Em 21 de julho do mesmo ano, o procurador Athayde Ribeiro Costa afirma ao grupo de procuradores: [os advogados] entregaram os anexos e pediram assinatura do acordo de confidencialidade. Negamos por insuficiência dos anexos e omissão de vários temas. A versão apresentada também é ruim para vários casos. “Roberson Pozzobon, então, respondeu: “Na última reunião dissemos que eles precisariam melhorar consideravelmente os anexos. Eles falaram que melhorariam e os trariam hoje”. O termo de confidencialidade, passo para a delação, foi assinado em agosto, um dia antes de a revista Veja trazer detalhes do depoimento de Pinheiro, que afirmavam que a delação da OAS citava o ministro do Supremo Dias Toffoli. Com o vazamento, alguns procuradores chegaram a defender que o acordo com Léo Pinheiro fosse suspenso, para evitar atritos com o STF.
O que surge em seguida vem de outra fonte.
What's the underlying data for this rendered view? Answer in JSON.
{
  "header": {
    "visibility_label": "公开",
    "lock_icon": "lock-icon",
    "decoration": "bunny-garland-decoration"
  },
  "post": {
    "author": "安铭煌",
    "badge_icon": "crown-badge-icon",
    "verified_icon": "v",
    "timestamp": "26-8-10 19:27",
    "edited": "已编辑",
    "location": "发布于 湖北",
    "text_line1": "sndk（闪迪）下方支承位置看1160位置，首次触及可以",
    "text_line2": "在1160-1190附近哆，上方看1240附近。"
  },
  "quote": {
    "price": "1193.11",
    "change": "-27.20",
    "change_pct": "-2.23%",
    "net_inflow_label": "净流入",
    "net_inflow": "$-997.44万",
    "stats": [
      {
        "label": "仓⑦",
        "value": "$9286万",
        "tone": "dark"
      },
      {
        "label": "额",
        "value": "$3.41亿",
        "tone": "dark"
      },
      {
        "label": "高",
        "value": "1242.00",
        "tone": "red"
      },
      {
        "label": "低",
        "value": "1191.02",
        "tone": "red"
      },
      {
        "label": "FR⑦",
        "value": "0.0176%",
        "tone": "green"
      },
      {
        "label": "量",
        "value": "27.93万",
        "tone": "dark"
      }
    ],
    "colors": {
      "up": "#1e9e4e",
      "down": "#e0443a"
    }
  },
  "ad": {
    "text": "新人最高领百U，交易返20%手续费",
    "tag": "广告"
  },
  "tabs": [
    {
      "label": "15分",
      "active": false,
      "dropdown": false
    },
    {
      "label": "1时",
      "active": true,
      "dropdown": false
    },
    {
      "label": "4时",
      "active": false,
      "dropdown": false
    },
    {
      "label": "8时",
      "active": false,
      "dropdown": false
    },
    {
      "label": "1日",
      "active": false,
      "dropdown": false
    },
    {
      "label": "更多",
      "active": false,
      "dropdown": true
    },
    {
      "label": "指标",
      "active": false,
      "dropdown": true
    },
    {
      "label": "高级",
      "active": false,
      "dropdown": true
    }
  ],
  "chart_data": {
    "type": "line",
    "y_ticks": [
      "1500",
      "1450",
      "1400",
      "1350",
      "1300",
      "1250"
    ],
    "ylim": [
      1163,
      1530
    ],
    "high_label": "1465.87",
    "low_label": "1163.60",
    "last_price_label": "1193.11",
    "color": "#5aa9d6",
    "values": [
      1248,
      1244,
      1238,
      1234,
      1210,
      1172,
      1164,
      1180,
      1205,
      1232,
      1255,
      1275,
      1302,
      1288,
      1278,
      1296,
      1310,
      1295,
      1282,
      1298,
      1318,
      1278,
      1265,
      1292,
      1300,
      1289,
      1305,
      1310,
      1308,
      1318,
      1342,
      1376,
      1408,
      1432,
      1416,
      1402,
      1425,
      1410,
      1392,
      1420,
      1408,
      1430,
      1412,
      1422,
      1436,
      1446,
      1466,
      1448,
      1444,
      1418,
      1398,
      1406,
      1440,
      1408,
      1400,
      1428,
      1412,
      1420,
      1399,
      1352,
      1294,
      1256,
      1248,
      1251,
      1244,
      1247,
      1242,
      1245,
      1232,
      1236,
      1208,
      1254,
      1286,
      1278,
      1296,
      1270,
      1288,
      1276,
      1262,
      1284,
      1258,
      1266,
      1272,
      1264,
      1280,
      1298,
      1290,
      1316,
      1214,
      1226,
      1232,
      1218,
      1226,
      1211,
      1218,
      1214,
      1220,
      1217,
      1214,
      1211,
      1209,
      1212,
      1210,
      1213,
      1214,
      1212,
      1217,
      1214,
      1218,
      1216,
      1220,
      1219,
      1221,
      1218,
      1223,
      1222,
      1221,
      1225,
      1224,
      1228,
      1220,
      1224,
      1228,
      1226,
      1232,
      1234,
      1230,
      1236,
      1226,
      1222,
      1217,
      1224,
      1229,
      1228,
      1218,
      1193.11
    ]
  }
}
Em 20 de agosto, o coordenador da força-tarefa Deltan Dallagnol se manifestou: “Não sei se os anexos evoluíram. Se estiverem uma porcaria ainda, aí tudo bem. Mas se os anexos estiverem bons, acho que não é o caso. Salvo engano, ainda, trazem PSDB como nenhum que fechamos trouxe. Até fecharmos algo bom do PSDB, não dá pra descartar.” A procuradora Anna Carolina Resende Maia Garcia respondeu:” Essa manobra deles pode nos custar muito caro. O STF vai se fechar e vão acabar com nossos acordos. Não acho que o risco valha a pena. Temos que sinalizar claramente que não vamos ser usados.” Depois, continuou: “Os anexos da OAS não valem isso. Na minha visão, são muito ruins, o advogado [da empresa] é mau caráter e Léo Pinheiro é o empreiteiro com mais prova contra si”.